Перед сержантом стоял солдат, придерживая кальсоны.
— Не застегиваются, — виновато проговорил тот.
— Одевай, что есть, — недовольно прикрикнул Мишин. — В роте найдем подходящее…
Вскоре все были переодеты. С удивлением рассматривали друг друга: одинаковые прически и одинаковое выражение глаз — радостное и вместе с тем растерянное.
— Становись! — скомандовал сержант, и через минуту строй двинулся в казарму. Морозный воздух далеко разносил нестройный топот пятнадцати пар ног, обутых в новенькие кирзачи.
…Команда «Подъем!» прозвучала как всегда некстати.
Курсанты, прибывшие несколькими днями раньше, уже одевались и поглядывали на вчерашнее пополнение. Те сонно копались в своем неумело сложенном на табуретах обмундировании, не могли попасть ногами в брюки, толкались, ссорились.
— А ну побыстрее! Что тут вошкаетесь! — прогремел совсем рядом голос старшего сержанта Мишина, и дело сразу пошло веселее. Пальцы быстро забегали по пуговицам. По полу застучали заскорузло-новые сапоги, не желая почему-то налезать на ноги.
— Да кто же так портянки мотает? — поучал Мишин курсанта. — Вот так надо. И побыстрее одевайтесь. Завтра будем тренироваться выполнять команду за сорок пять секунд.
— Ого! А если не успеем?
— Разговоры! Становись! Все в строю? — спросил он у замкомвзводов.
— У меня одного нет, — подал голос сержант Дронов. — Фролова.
— Да вон он, товарищ старший сержант, спит, — сказали из строя.
В постели мирно лежал Фролов.
— Ты что, зеленый, очумел? Команды не слышишь? — коршуном набросился Дронов на растерявшегося спросонья курсанта.

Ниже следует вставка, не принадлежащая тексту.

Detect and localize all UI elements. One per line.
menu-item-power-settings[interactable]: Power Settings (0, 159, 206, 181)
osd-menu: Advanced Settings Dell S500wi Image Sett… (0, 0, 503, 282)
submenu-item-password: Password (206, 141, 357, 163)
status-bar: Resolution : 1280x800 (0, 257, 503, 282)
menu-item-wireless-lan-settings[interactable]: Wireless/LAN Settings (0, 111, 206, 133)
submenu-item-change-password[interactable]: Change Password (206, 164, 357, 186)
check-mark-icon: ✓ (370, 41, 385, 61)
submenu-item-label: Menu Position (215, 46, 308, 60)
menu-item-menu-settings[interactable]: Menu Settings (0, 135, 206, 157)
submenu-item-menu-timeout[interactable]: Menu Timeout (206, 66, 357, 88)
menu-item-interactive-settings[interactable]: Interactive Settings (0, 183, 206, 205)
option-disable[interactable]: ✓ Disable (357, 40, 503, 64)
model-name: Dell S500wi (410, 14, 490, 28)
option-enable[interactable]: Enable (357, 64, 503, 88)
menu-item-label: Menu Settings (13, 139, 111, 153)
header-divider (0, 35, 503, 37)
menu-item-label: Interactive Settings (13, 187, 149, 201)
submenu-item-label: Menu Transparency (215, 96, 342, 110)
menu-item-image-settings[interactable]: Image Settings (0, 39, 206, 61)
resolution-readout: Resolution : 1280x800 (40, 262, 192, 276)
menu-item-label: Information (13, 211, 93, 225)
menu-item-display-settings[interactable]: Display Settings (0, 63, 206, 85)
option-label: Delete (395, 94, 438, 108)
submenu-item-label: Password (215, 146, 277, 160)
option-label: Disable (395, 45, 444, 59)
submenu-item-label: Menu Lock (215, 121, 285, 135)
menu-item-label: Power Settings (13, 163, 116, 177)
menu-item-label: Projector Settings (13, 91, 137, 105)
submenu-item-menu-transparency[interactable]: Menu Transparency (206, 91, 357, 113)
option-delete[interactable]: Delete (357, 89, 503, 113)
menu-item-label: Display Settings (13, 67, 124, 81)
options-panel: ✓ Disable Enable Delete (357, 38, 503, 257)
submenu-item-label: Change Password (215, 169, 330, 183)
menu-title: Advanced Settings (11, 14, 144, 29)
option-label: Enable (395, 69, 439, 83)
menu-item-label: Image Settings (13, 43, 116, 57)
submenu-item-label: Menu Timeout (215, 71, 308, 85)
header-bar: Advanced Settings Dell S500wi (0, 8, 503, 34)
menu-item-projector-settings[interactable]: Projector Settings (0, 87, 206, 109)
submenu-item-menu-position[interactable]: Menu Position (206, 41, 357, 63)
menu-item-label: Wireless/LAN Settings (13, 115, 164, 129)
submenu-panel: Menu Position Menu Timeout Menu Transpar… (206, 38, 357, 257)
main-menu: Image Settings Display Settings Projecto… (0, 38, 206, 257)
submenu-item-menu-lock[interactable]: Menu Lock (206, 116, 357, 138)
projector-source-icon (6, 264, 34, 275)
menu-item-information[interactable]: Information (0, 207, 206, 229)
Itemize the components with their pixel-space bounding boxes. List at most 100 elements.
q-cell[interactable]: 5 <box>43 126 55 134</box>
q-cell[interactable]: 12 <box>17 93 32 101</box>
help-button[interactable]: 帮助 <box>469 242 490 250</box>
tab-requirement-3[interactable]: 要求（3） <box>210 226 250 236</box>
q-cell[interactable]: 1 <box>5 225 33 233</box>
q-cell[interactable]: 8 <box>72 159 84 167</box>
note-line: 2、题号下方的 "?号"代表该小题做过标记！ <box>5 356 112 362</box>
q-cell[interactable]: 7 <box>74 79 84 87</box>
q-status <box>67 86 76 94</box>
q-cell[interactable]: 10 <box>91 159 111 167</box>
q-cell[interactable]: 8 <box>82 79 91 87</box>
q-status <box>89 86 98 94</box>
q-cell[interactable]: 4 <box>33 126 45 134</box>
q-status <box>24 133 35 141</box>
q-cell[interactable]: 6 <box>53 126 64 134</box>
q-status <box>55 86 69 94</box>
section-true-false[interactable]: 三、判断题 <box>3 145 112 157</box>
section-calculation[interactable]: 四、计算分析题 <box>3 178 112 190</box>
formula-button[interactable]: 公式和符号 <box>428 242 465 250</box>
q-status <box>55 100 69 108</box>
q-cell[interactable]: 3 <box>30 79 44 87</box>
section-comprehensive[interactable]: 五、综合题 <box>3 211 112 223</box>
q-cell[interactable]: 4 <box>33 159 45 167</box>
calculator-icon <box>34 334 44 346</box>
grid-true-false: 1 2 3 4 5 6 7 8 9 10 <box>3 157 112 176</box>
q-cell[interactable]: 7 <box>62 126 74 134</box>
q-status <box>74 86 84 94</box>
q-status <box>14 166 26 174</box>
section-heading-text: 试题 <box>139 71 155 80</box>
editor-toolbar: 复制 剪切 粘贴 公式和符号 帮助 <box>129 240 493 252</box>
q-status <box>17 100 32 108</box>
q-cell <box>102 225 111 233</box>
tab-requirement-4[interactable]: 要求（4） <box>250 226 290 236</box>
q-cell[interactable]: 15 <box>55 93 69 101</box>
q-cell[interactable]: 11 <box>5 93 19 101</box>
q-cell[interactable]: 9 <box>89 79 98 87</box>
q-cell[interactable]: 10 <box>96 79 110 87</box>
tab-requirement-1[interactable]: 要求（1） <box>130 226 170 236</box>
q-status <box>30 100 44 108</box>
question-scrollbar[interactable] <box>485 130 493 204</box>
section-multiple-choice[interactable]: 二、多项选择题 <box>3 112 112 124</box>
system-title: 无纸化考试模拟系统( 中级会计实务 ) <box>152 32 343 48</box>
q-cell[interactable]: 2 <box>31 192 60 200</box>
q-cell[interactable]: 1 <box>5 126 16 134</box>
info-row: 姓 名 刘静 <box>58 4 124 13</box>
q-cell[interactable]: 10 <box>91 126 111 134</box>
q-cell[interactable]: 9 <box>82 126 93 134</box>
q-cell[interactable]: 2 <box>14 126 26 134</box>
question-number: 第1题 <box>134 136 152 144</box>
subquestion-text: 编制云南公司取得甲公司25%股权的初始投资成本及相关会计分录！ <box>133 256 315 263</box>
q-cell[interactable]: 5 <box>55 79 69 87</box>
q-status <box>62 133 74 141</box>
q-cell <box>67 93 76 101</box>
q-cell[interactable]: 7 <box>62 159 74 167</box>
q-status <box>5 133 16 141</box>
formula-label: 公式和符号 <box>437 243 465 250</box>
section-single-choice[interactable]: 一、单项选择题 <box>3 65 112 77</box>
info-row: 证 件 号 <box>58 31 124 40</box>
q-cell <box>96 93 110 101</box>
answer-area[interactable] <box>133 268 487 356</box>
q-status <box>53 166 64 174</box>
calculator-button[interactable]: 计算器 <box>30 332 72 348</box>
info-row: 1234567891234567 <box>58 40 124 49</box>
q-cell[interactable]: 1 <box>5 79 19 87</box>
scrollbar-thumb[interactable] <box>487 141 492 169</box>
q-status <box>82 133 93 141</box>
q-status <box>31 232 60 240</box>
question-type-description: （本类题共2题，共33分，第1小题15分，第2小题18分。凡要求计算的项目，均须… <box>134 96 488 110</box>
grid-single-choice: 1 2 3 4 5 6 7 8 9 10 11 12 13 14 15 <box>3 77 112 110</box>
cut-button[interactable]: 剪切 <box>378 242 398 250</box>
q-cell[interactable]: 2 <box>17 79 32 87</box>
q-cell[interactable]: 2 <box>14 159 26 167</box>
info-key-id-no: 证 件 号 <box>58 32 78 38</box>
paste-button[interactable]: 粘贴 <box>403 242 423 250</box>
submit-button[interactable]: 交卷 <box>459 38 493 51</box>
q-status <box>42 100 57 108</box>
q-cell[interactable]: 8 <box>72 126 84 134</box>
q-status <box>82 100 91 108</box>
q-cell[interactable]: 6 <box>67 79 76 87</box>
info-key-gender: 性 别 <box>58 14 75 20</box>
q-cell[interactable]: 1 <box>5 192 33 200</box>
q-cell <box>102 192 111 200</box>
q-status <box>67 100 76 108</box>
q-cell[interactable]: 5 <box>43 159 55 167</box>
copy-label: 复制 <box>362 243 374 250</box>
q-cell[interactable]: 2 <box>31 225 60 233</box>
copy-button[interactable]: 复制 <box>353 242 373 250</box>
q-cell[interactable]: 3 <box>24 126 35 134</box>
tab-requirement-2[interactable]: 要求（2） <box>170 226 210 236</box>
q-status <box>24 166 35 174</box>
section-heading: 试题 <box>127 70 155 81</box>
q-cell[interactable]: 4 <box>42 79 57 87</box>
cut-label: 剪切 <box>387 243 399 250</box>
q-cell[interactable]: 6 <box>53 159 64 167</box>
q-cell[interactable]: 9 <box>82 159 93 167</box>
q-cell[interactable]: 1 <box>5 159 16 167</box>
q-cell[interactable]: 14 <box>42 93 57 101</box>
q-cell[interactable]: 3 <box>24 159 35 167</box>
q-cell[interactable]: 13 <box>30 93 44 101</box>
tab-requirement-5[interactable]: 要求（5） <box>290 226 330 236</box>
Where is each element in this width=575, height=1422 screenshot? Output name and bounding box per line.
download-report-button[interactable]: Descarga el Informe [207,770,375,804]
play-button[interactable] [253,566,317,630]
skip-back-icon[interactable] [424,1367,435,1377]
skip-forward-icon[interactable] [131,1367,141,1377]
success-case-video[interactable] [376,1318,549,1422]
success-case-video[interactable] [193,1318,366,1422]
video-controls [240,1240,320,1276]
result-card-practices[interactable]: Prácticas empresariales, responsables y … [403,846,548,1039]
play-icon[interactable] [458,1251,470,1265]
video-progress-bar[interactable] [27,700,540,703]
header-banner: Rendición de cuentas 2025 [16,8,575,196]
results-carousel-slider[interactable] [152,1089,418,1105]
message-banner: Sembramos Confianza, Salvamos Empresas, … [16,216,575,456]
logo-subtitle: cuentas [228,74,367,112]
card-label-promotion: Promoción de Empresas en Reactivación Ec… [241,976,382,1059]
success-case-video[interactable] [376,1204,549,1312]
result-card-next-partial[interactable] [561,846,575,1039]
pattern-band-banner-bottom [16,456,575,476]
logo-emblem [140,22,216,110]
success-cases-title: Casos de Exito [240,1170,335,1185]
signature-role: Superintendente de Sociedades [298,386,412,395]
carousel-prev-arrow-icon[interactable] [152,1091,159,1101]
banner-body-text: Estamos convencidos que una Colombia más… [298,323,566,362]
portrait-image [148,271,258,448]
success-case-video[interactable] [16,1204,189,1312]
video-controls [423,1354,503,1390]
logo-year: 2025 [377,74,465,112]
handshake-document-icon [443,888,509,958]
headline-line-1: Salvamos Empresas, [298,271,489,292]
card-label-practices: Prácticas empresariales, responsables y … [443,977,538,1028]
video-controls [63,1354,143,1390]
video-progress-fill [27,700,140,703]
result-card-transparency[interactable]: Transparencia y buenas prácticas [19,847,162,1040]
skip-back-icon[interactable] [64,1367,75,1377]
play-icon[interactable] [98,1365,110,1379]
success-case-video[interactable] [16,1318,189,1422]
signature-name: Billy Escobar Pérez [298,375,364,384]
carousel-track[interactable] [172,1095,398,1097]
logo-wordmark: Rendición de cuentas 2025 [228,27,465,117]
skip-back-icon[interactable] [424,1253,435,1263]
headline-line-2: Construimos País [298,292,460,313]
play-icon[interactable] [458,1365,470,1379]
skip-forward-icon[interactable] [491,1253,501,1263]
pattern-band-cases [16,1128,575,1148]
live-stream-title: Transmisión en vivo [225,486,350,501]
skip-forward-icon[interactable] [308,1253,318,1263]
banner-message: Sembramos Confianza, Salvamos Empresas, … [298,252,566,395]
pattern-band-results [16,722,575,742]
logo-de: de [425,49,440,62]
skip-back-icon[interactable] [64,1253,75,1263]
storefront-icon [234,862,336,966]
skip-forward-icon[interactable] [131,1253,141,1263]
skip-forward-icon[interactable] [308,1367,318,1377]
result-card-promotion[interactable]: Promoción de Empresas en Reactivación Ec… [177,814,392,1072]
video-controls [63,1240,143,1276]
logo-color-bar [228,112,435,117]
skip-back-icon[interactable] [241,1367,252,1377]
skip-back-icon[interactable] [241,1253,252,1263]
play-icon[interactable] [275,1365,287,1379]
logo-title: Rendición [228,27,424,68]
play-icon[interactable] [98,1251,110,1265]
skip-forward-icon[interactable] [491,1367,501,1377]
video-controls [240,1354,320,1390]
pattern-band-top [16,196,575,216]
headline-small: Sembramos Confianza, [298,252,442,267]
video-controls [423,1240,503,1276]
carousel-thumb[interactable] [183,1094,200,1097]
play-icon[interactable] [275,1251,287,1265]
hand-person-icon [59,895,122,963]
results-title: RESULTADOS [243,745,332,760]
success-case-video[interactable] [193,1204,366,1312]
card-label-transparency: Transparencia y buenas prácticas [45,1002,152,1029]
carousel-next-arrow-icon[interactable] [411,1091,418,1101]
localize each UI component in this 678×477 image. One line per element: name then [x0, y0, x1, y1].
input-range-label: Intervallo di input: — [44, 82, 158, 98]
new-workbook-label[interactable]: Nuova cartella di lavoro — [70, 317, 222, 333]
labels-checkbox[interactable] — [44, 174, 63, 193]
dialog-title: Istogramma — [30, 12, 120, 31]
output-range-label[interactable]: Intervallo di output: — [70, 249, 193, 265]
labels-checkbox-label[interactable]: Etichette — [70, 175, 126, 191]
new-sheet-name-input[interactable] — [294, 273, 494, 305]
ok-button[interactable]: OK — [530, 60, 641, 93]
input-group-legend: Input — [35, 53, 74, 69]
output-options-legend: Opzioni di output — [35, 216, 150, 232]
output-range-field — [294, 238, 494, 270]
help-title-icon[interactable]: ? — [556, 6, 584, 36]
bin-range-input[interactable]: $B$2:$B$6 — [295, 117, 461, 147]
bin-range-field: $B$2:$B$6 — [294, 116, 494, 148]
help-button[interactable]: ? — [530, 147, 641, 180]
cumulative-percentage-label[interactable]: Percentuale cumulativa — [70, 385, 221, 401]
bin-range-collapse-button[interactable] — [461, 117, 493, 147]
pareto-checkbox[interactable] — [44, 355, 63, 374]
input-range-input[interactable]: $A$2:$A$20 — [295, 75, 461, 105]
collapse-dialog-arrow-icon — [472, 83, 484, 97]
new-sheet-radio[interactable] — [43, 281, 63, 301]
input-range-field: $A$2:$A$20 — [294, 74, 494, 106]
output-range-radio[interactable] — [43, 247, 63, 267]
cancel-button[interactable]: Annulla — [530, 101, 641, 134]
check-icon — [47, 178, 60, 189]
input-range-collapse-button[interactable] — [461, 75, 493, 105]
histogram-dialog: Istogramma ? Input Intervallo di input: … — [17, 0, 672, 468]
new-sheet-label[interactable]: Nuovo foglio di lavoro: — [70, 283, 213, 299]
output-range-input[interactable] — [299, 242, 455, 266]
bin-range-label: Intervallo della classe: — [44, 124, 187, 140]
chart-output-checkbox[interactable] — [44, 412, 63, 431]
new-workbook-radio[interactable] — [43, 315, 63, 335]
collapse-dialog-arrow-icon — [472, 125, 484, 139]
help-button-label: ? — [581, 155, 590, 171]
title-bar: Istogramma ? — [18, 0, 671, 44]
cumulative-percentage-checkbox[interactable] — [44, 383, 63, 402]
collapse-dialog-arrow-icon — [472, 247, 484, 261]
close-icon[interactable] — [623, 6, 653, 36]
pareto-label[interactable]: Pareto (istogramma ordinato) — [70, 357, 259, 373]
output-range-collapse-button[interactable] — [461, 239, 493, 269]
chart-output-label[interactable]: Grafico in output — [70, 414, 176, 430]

— Да тихо ты, Дронов, — урезонил друга старшина. — Это же старый знакомый, который не любит солдатского мыла и не влезает в хэбэ. Так твоя фамилия Фролов?
— Так точно, — уставившись на сержанта, прогудел тот.
— Что ж, запомнил. А сейчас даю тебе минуту на одевание. Не уложишься — пеняй на себя. Время пошло.
Проговорил он это тихо, спокойно, но от этого Фролову стало не по себе, и он трясущимися руками бросился натягивать на себя куртку, брюки. Портянки он кинул на голенища сапог и попытался просунуть ногу…
— Время! — гаркнул сержант, и подчиненный поскакал лягушкой, переворачивая табуретки.
— Становись! Равняйсь! Смирно! Напра-во!
Рота пошла на зарядку.
— Ну ты даешь, Фрол. Я тебя толкал, толкал утром, а ты спишь, как слон, и ничего не слышишь.
Фролов посмотрел на шептавшего. Это был Ваганов Серега. Познакомились они на призывном, и оказалось, что жили-то на соседних улицах, ходили в соседние школы, может быть, даже и дрались друг с другом. Кто его знает, что было там, на гражданке. Теперь жизнь за высоким забором. Эта граница железобетонно отделяет ту, вчерашнюю беззаботную жизнь от сегодняшней суровой тяжелой, но такой необходимой и важной.